Part of our processes here at Microsoft Learning is working towards creating relevant training and certification exams. Over the past couple of years, we have introduced some new ideas and modified exisitng ones to work towards this goal. Two of these processes create outputs known as Unified Skills Domain (USD) and Objective Domains (ODs). These two outputs feed into our training and exam creation cycle.
The USD and OD sessions bring together subject matter experts (SMEs) from the appropriate audience and focuses on the tasks associated with that techology, ie developing ASP.NET applications or functioning as an Active Directory Administrator in a Server 2003 or 2008 environment.
It’s really quite amazing when you have a room full of SMEs take time to stop and think about what they actually do each and every day. What is relevant to their job or role. And even stranger still, is watching them try to put themselves in the shoes of their junior developers or admins. Usually, by the end of a one week session, these SME walk out exhausted from the effort and somewhat enlightened from the whole process.
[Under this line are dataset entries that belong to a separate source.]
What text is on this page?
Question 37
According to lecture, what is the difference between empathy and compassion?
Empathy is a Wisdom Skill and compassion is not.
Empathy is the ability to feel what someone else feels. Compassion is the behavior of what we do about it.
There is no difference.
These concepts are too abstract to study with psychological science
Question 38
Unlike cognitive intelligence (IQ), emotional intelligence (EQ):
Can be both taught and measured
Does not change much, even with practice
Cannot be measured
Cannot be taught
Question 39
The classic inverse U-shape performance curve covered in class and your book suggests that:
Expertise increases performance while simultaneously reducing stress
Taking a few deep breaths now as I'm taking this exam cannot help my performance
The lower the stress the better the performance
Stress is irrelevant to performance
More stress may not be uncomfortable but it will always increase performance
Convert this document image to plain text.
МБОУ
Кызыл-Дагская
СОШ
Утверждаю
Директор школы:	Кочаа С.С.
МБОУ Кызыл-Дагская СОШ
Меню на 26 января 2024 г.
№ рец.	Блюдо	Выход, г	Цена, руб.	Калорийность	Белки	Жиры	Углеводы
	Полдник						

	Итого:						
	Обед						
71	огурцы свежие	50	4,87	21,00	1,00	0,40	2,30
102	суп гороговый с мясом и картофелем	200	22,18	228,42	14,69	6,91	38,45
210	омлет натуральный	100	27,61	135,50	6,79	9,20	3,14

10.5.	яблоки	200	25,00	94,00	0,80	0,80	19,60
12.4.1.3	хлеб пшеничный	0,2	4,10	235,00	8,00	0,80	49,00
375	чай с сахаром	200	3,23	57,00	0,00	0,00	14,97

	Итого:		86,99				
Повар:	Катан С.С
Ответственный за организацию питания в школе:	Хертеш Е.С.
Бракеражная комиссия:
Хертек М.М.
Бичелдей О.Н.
Of course, we are hoping that these sessions are helping us make better, more focused and relevant training and exams but it’s also a great way for us inside Microsoft and Microsoft Learning, to see how our products or technologies are used daily by you, the industry experts.
So I ask you to stop and think about what you do every day in your job, what you expect from entry level and professional level people you work with. Let me know if you think what we are doing makes sense to you and if it makes you think more about the validity of instructor-led training, eLearning courseware, books and assessments and certifications for yourself or those in the industry.
In short, what makes training and certification valuable or not to you and why?